CENIDE & WIN Seminar Series on 2D-MATURE : Venkata Kamalkar Mutta

Thursday, March 26, 2026 11:00 am - 12:00 pm EDT (GMT -04:00)

The Waterloo Institute for Nanotechnology (WIN) and the Center for Nanointegration Duisberg-Essen (CENIDE) are pleased to present Venkata Kamalkar Mutta for a joint 2D-MATURE seminar.

When: March 26 @ 11:00 AM
Where: QNC 1501

About the seminar

Atomically thin materials such as graphene and molybdenum disulfide provide access to unconventional spin and quantum phenomena while offering a direct route to the atomic limit of device miniaturization. Graphene, with its intrinsically weak spin–orbit coupling, supports long-distance spin transport over tens of micrometres at room temperature, far exceeding that of conventional metals, and therefore serves as an ideal platform for two-dimensional spintronic circuits. In contrast, molybdenum disulfide, with strong spin–orbit coupling, 
enables interfacial spin manipulation and the emergence of new spin-dependent functionalities.
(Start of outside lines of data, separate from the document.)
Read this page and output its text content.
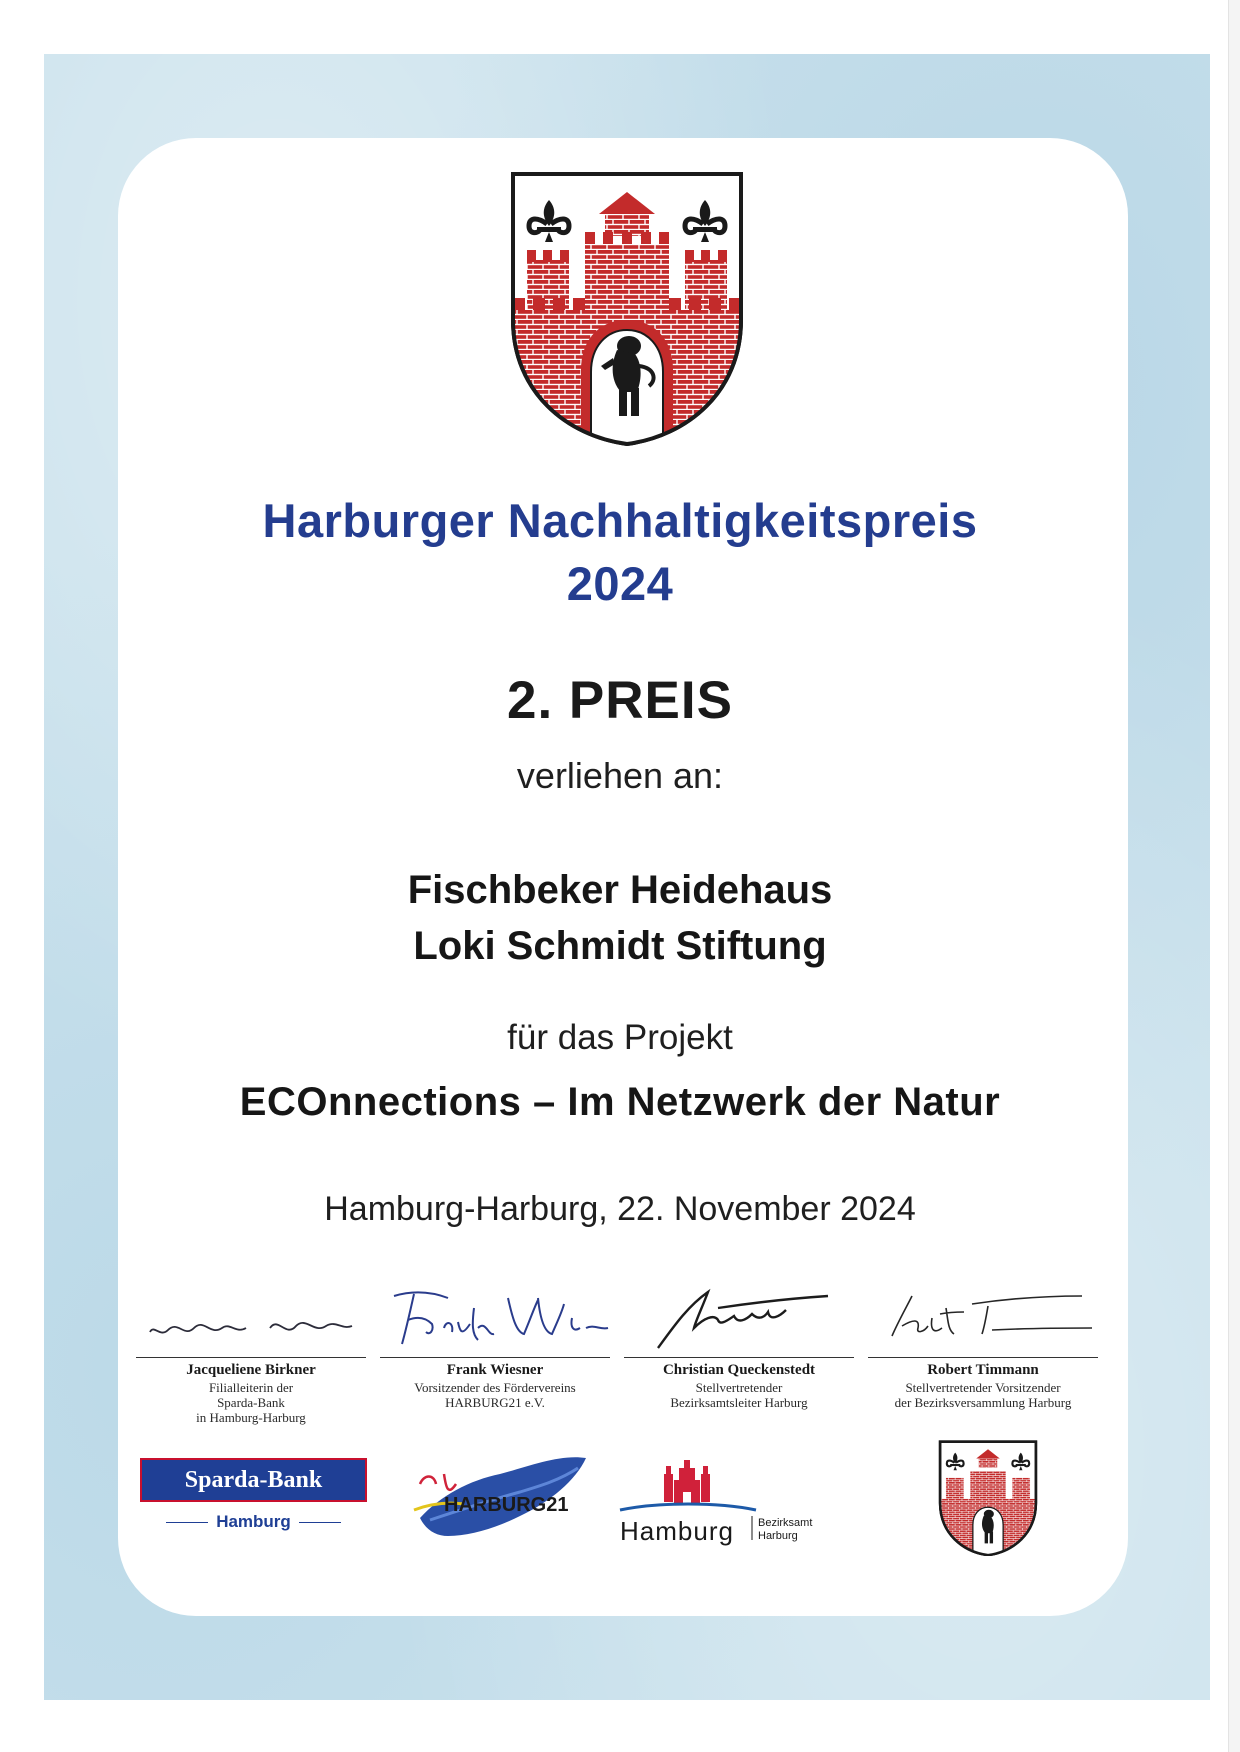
Harburger Nachhaltigkeitspreis
2024
2. PREIS
verliehen an:
Fischbeker Heidehaus
Loki Schmidt Stiftung
für das Projekt
ECOnnections – Im Netzwerk der Natur
Hamburg-Harburg, 22. November 2024
Jacqueliene Birkner
Filialleiterin der
Sparda-Bank
in Hamburg-Harburg
Frank Wiesner
Vorsitzender des Fördervereins
HARBURG21 e.V.
Christian Queckenstedt
Stellvertretender
Bezirksamtsleiter Harburg
Robert Timmann
Stellvertretender Vorsitzender
der Bezirksversammlung Harburg
Sparda-Bank
Hamburg
HARBURG21
Hamburg Bezirksamt
Harburg
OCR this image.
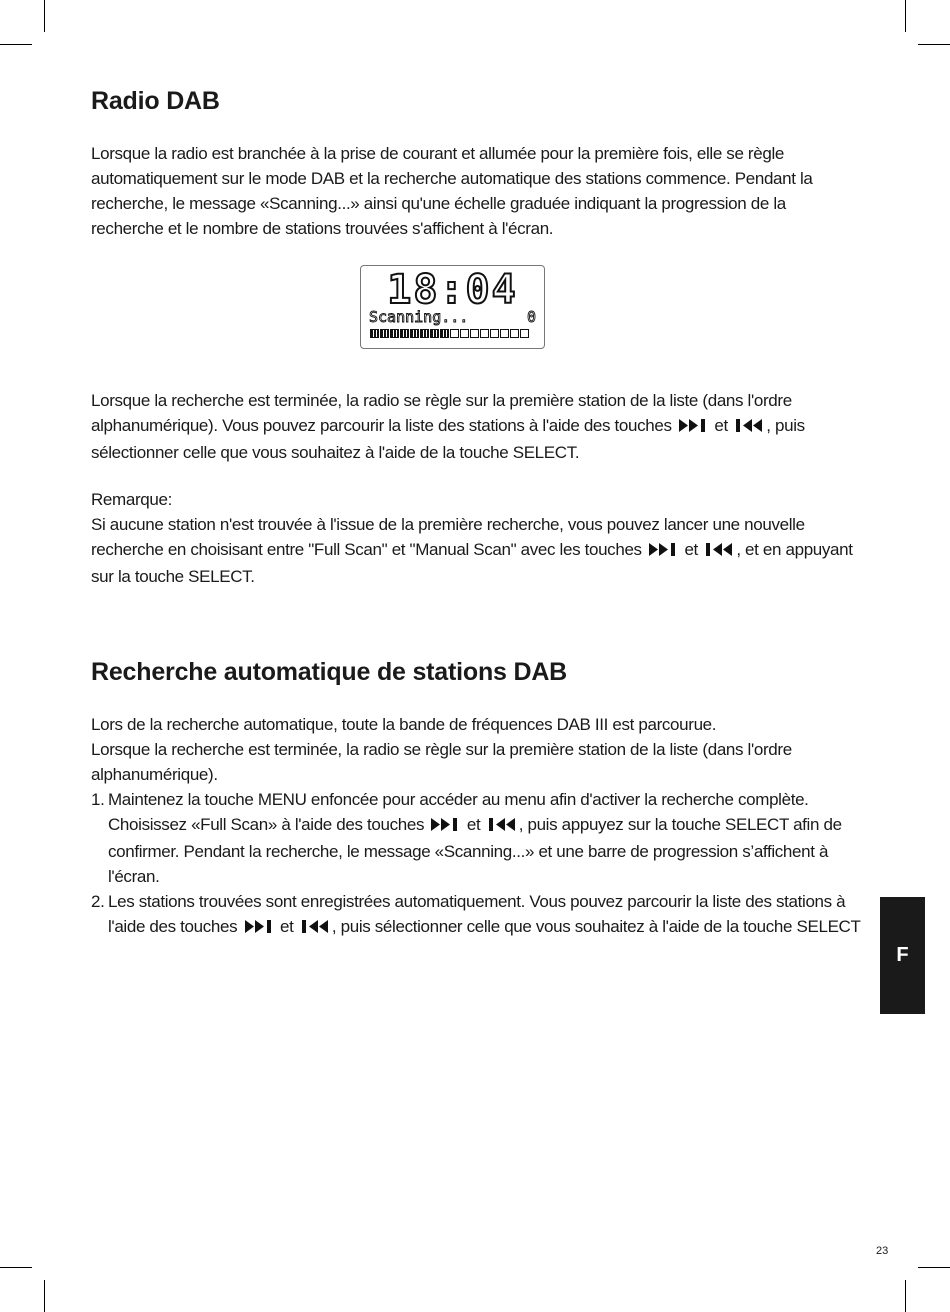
Radio DAB

Lorsque la radio est branchée à la prise de courant et allumée pour la première fois, elle se règle automatiquement sur le mode DAB et la recherche automatique des stations commence. Pendant la recherche, le message «Scanning...» ainsi qu'une échelle graduée indiquant la progression de la recherche et le nombre de stations trouvées s'affichent à l'écran.

18:04
Scanning...	0

Lorsque la recherche est terminée, la radio se règle sur la première station de la liste (dans l'ordre alphanumérique). Vous pouvez parcourir la liste des stations à l'aide des touches	et , puis sélectionner celle que vous souhaitez à l'aide de la touche SELECT.

Remarque:

Si aucune station n'est trouvée à l'issue de la première recherche, vous pouvez lancer une nouvelle recherche en choisisant entre "Full Scan" et "Manual Scan" avec les touches	et , et en appuyant sur la touche SELECT.

Recherche automatique de stations DAB

Lors de la recherche automatique, toute la bande de fréquences DAB III est parcourue.

Lorsque la recherche est terminée, la radio se règle sur la première station de la liste (dans l'ordre alphanumérique).

1. Maintenez la touche MENU enfoncée pour accéder au menu afin d'activer la recherche complète. Choisissez «Full Scan» à l'aide des touches	et , puis appuyez sur la touche SELECT afin de confirmer. Pendant la recherche, le message «Scanning...» et une barre de progression s’affichent à l'écran.

2. Les stations trouvées sont enregistrées automatiquement. Vous pouvez parcourir la liste des stations à l'aide des touches	et , puis sélectionner celle que vous souhaitez à l'aide de la touche SELECT

F
23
In this talk, I device-engineering strategies can suppress contact-induced spin relaxation and enable the observation of record room-temperature spin-transport lengths of up to 45 µm in large-area chemical vapour-deposited graphene. Accessing this regime enables new device concepts, including flexible spintronic architectures based on pure spin currents and ultrafast spin-field-effect junctions, in which magnetization speed limits in 
ferromagnets can be tuned via superdiffusive spin transport. Finally, I will show how the introduction of MoS₂ induces chiral spin transport in ferromagnetic heterostructures hosting complex spin texture.

Venkata

About the speaker

Dr. Venkata Kamalakar Mutta is an Associate Professor of Quantum Technology in the Department of Physics and Astronomy at Uppsala University, where he leads the Quantum Material Devices Group and coordinates the Quantum Technology Master’s Programme. He received his master’s degree and PhD from the S. N. Bose National Centre for Basic Sciences, India, where his doctoral research (2010) focused on electron transport in magnetic nanowires. He subsequently held research positions at the University of Strasbourg, France, and 
Chalmers University of Technology, Sweden, where he investigated low-dimensional electronic systems, particularly graphene, two-dimensional materials, and van der Waals heterostructures for spintronics. Since joining Uppsala University in 2015, he has established a research program on quantum materials and devices and built a dedicated quantum device laboratory from scratch, supported by the Swedish Research Council, 
the European Research Council, and the Knut and Alice Wallenberg Foundation. His research addresses charge, spin, and orbital transport phenomena in atomic-scale systems, combining advanced nanofabrication, lowtemperature magneto-transport and magneto-optic techniques, and in-operando synchrotron-based measurements. In 2021, he was awarded the Thuréus Prize from the Royal Scientific Society in Uppsala for contributions to spin transport in low-dimensional materials. He has been an elected member of the Board of the Condensed Matter Division of the European Physical Society since 2022.